Pi-子:なんか、ぼったくられている気はするけど、パンダ見に来たんだし入ろう。

ちなみに入園券は1元、パンダ館の値段は2元で・・・入園券の値段より高いじゃんっ!

2元を払って「パンダ館」へ入るが・・・
Pi-子:パンダ・・・全然動かないじゃん。
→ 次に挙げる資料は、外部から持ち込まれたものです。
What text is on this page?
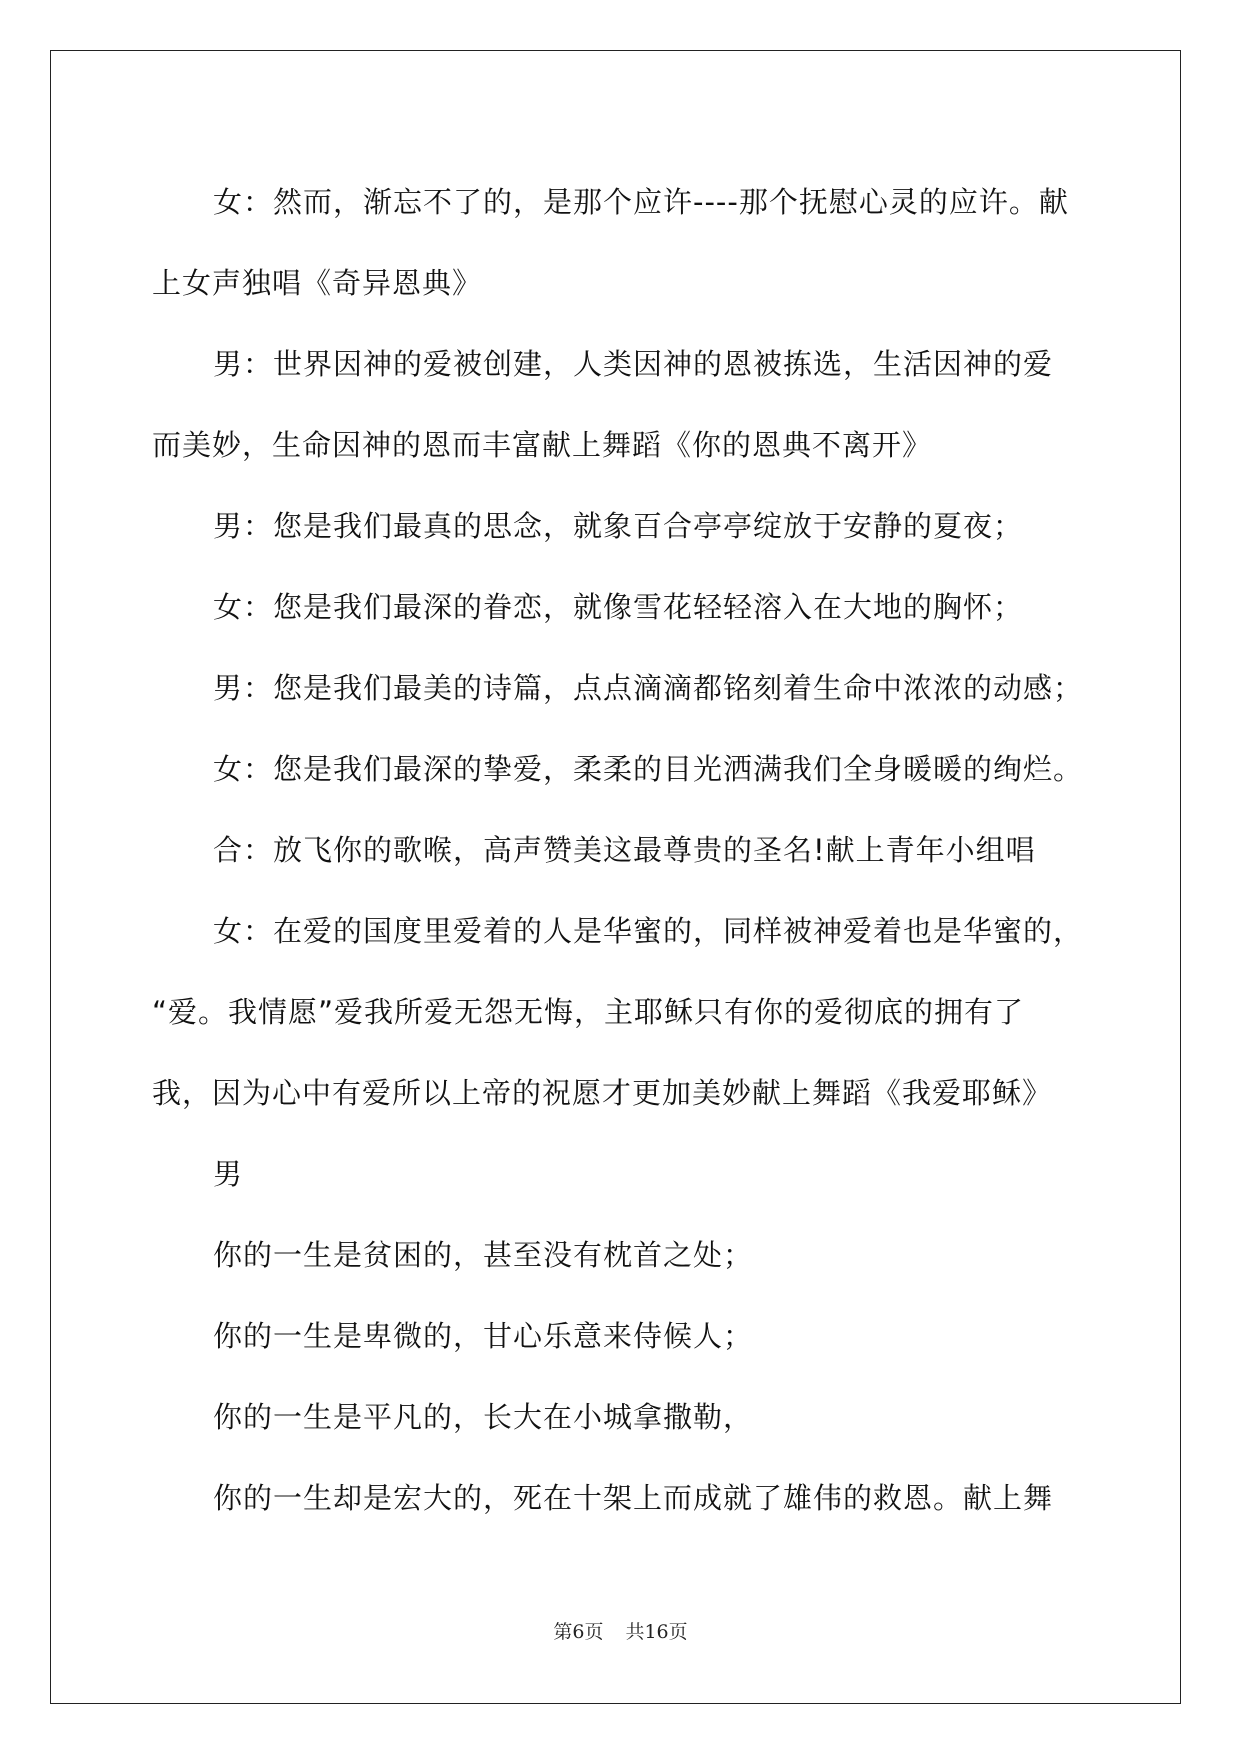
女：然而，渐忘不了的，是那个应许----那个抚慰心灵的应许。献
上女声独唱《奇异恩典》
男：世界因神的爱被创建，人类因神的恩被拣选，生活因神的爱
而美妙，生命因神的恩而丰富献上舞蹈《你的恩典不离开》
男：您是我们最真的思念，就象百合亭亭绽放于安静的夏夜；
女：您是我们最深的眷恋，就像雪花轻轻溶入在大地的胸怀；
男：您是我们最美的诗篇，点点滴滴都铭刻着生命中浓浓的动感；
女：您是我们最深的挚爱，柔柔的目光洒满我们全身暖暖的绚烂。
合：放飞你的歌喉，高声赞美这最尊贵的圣名!献上青年小组唱
女：在爱的国度里爱着的人是华蜜的，同样被神爱着也是华蜜的，
“爱。我情愿”爱我所爱无怨无悔，主耶稣只有你的爱彻底的拥有了
我，因为心中有爱所以上帝的祝愿才更加美妙献上舞蹈《我爱耶稣》
男
你的一生是贫困的，甚至没有枕首之处；
你的一生是卑微的，甘心乐意来侍候人；
你的一生是平凡的，长大在小城拿撒勒，
你的一生却是宏大的，死在十架上而成就了雄伟的救恩。献上舞
第6页 共16页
あれ、剥製ってことないよね?
おねえたま:いや、ここまで来て剥製はないでしょう?お昼寝タイム・・・とか?

(注:パンダは夜行性です)

動かないパンダに不満を感じつつ、北京動物園を出た我々。
特に目的も無く、のんべんだらり、まったりと時間を過ごし・・・やる気もやる事もないから少し早いけど北京駅へ行こうかな、と思った時だった。
おねえたま:夕飯に日本食を食べてから、北京駅へ行こう!
Pi-子:夕飯?なんか北京ダック食べたの遅かったからあんまりお腹減ってないじゃん。
おねえたま:でも鄭州には日本料理屋さんないんだから、今度はいつ食べられるか分からないんだよ!!

まぁ、確かに・・・

おねえたま:私、駅の近くで日本料理店知ってるから、そこへ行こう!!!
別に和食派じゃないけど、久しぶりに日本料理を食べたいな〜というのもあって・・・おねえたまの知っているという日本料理屋へ行くことにした。

服務員:いらっしゃいませ(日本語&お辞儀)
おおっ、久々の日本式のアプローチ!!
やっぱり気持ちいいなぁ、こうゆうの。

ここで、おねえたまは「うなぎ丼」を私は「いくら丼」をオーダー。
日本で食べるよりもやっぱり割高だって、人造いくらだって、それでもいいもんだよな〜
自覚はあまりないが、やっぱり日本人だったんだな〜・・・と思いつつ、店を後にし、列車に乗り込んだ。

Pi-子:旅行は楽しいけれど、やっぱり帰る時ってちょっとほっとするね。
おねえたま:うん、「もう旅行が終わっちゃう」ってがっかり感もあるけど、帰れるって安心感もあるよ。
Pi-子:はぁ、それにしても・・・まだお腹いっぱいで苦しい・・・
おねえたま:え、そんなに食べた?
Pi-子:量っていうか、北京ダック食べて、それほど時間空けてないのに立て続けに食べたせいかな?
おねえたま:私はそれほど苦しくないよ。気持ち悪いのは大丈夫?
Pi-子:うん、もうそっちは大丈夫・・・あ〜、苦しいからもう寝よ。
おねえたま:ゆっくり休んで。おやすみ〜



列車は鄭州に向かって走る・・・

気持ち悪いっ!!

あまりの気持ち悪さに目覚める。
なんだろう、この気持ち悪さ?
モンゴルの羊?・・・でも、気持ち悪くなってきたのは今日の朝からだし。
北京に着いてからは、そこそこのレストランへ行ってるから衛生的な問題じゃないと思うけど?

寝台の上で考えているうちに、状態はどんどん悪化していき・・・

Pi-子:もう、ダメだ・・・

それから先は寝台→トイレ→寝台→トイレの往復。
いっそのことずっとトイレにいたいぐらいだったが、この時代、トイレはまだ下に流れ落ちていくだけだったので、列車が駅に停車する度、 車掌に(←女性が多いのだが、とんでもなく横暴)強制的に叩き出され、時には先客ありだったりして、何度も危機的状況になりながら、 なんとか鄭州へ帰ったのであります。